After G-20 summit, China sees India as partner to shore up global economy

Many participants of two-day brainstorming exercise proposed a pervasive economic engagement between China and India.

November 20, 2016 02:05 pm | Updated December 02, 2016 04:40 pm IST - Chongqing (Southwest Asia)

Taking the cue from the G-20 summit in Hangzhou, China is advocating greater participation of the Global South and the emerging countries in the world economy, including closer ties between Beijing and New Delhi.

At a major brainstorming exercise marshaled by the Communist Party of China (CPC)—China’s most influential core—several speakers recognised that western economies were avoiding structural reforms, which were necessary to revive an anemic global economy. The two-day exercise included invitees from major national and international think-tanks, as well as political parties across a wide cross-section of the globe.

Two separate sessions focused on Africa, and countries along the Mekong River, signaling China’s intent to include the Global South in its blueprint to lift the global economy.

Many participants proposed a pervasive economic engagement between China and India, to help bring about a global turnaround. “If you look at the economic perspective, China and India are complementary to each other. There is immense scope to enhance cooperation,” observed Lin Yifu, former Vice President of the World Bank.

Amar Bhattacharya, a senior fellow with the Brookings Institution also concurred. He told The Hindu , that once the no-go areas were clarified, there was immense scope for scaling up the India-China economic partnership. “Please do not forget the big picture that by 2050 they (China) will be the first and we (India) will be second largest economies of the world, with very complementary type of demographic and supply chain structures.”

But Dr. Bhattacharya stresse that India should insist on a long-haul relationship with China, focused on joint ventures, allowing India’s “smart engineers” to absorb advanced technology. “The biggest thing India can learn from China is in the arena of infrastructure. They (the Chinese) are a powerhouse of infrastructure.”

He added that construction and high speed railway should become flagships for tie-ups in the infra sector. “There are two countries to learn from in the construction industry—Turkey and China. South Korea has already moved to a higher league,” he observed.

The U.S. based academic highlighted that collaboration in high speed railways was promising at it would not be hampered by the availability of land—a chronic problem confronting foreign investors, seeking avenues in India’s manufacturing sector.

Dr. Bhattacharya stressed that India should build solid economic foundations with China that reinforced strong mutual interest. “That would also help us manage our differences. Pakistan as a factor in Sino-Indian ties would gradually recede to the background”.

Gopal Krishna Agarwal, a BJP national executive member, praised the integrated supply chain that China had established, based on seamless connectivity. “China has integrated its highways railways, metros and airways. The resulting fast supply chain is China’s strength from which we can learn,” he observed.

Aware of the headwinds, Mr. Lin was bearish about a quick revival of major western economies, citing their fear of structural reforms. “I am more on the pessimistic side. It is very hard for the major economies to carry out the necessary structural reforms because it means short-term constrictions, slowdown in the economy and increase in unemployment,” said the former multilateral banker.

Other participants, including Liu Yunshan, a member of powerful Politburo of CPC Standing Committee, diagnosed that geo-political and related factors were also dragging down the global economy. He cited the “refugee crisis, climate change and terrorism,” as some of the factors undermining growth.

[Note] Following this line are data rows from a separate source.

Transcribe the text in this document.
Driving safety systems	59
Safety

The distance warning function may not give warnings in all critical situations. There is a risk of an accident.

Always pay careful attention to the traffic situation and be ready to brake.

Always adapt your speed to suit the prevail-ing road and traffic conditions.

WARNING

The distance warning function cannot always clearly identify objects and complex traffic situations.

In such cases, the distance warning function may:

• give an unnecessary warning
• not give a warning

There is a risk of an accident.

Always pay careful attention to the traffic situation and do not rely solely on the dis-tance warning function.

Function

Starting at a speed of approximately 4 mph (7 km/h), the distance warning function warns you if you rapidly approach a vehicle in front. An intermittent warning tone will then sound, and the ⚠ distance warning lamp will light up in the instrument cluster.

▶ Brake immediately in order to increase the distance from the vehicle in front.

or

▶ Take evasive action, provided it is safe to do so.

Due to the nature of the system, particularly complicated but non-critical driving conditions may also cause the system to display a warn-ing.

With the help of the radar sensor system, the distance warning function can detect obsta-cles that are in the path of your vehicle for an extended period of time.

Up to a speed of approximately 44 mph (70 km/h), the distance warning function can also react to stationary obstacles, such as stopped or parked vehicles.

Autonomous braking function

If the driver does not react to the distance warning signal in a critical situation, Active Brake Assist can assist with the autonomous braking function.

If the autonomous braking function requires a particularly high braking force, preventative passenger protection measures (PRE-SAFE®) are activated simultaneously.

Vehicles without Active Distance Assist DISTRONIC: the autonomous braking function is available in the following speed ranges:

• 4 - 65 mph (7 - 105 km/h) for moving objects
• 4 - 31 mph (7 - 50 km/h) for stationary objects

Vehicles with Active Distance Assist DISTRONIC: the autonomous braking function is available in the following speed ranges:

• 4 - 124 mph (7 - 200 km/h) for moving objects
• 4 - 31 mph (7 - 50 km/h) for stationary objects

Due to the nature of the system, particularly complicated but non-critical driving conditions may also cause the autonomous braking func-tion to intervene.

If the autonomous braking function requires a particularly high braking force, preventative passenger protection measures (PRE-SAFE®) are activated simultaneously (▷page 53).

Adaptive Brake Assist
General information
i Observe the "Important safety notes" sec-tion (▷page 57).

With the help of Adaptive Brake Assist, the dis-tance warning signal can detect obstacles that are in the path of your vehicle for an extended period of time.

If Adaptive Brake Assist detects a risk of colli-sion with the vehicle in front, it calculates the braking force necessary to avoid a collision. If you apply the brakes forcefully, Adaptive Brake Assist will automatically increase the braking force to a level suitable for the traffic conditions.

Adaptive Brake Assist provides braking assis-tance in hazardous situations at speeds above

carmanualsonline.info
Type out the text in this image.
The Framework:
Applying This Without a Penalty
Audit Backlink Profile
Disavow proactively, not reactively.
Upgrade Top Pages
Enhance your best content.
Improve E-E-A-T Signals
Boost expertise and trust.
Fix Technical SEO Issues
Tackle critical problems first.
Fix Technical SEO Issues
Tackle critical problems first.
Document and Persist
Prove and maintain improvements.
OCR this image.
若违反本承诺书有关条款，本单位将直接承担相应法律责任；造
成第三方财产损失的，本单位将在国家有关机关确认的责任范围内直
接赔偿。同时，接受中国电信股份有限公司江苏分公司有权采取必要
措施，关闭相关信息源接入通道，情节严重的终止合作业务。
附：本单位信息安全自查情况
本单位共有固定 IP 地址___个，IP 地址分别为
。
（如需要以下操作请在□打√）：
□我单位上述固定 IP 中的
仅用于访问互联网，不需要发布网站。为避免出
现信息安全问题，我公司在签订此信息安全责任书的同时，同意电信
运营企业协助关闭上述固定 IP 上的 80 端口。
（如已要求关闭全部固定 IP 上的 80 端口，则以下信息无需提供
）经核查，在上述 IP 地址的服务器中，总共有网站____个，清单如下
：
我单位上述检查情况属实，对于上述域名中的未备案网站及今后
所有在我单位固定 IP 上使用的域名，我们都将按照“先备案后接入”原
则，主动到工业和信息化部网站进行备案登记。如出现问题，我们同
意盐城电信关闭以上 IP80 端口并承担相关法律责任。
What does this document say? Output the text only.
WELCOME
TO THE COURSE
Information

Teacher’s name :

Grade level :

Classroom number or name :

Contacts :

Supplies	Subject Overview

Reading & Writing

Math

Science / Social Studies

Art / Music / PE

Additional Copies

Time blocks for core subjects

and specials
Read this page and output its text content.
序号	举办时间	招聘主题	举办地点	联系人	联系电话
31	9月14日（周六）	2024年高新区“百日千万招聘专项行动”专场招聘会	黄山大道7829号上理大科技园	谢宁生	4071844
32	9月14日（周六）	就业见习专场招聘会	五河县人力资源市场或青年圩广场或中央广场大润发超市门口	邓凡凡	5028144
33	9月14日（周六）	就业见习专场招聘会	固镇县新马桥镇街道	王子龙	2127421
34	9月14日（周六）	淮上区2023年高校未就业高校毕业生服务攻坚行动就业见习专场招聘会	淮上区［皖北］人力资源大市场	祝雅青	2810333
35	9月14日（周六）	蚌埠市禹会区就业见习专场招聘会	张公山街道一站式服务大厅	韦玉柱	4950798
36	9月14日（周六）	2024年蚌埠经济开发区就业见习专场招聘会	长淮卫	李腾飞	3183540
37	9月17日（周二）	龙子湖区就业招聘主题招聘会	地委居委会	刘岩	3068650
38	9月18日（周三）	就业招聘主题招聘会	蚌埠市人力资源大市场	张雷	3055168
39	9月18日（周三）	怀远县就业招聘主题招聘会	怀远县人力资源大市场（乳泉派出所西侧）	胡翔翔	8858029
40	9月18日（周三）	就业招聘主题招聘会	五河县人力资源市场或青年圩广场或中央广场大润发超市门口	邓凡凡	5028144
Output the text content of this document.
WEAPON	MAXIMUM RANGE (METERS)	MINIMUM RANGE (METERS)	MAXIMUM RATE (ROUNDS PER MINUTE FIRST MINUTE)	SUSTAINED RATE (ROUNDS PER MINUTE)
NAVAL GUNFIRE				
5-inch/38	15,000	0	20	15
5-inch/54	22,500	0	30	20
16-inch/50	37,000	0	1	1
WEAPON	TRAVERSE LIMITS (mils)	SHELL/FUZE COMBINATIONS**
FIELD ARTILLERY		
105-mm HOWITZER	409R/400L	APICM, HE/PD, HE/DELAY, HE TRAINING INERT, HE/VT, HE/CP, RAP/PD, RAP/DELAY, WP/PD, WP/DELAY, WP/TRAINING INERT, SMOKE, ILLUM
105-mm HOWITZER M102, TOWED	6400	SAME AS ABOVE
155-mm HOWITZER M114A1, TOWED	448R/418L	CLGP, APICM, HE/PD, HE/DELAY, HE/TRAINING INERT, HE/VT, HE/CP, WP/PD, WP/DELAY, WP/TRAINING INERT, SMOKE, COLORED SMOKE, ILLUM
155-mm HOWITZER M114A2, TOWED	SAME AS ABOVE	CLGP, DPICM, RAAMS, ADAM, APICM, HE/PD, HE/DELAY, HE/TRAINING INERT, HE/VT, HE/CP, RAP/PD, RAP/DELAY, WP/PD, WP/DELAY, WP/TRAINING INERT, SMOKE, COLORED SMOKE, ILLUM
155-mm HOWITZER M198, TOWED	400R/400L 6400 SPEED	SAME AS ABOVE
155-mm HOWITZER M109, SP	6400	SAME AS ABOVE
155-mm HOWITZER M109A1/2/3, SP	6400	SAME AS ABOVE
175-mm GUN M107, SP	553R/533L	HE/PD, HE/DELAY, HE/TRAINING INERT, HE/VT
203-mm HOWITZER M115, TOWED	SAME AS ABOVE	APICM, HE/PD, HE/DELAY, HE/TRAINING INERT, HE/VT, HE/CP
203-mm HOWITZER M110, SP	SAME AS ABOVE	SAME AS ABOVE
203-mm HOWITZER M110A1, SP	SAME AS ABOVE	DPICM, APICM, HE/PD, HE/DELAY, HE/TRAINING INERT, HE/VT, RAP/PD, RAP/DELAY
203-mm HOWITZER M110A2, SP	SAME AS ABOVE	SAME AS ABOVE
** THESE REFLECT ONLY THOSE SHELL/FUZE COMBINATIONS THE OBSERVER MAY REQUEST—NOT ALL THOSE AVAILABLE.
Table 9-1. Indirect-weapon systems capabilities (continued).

Consequently, the Chongqing conclave called for re-defining the rules of economic governance, which should equally focus on non-economic factors hampering revival. “Usually, when we say global governance, we refer to global economic governance, which is also the focus of this dialogue. I believe, however, effective global governance can’t be founded on economics alone,” observed Song Tao, head of the International Department of the CPC. He added that the international system must now aim at “comprehensive governance” that focused on “cooperative and sustainable security,” that would yield lasting political stability.

Participants also implicitly rejected inclusion of ideologically driven agendas such as democracy and human rights, as part of the new governance rule book. Mr. Song underscored that global economic governance can prosper only when participating countries are allowed to “follow their own paths,” and actively pursue their political choices.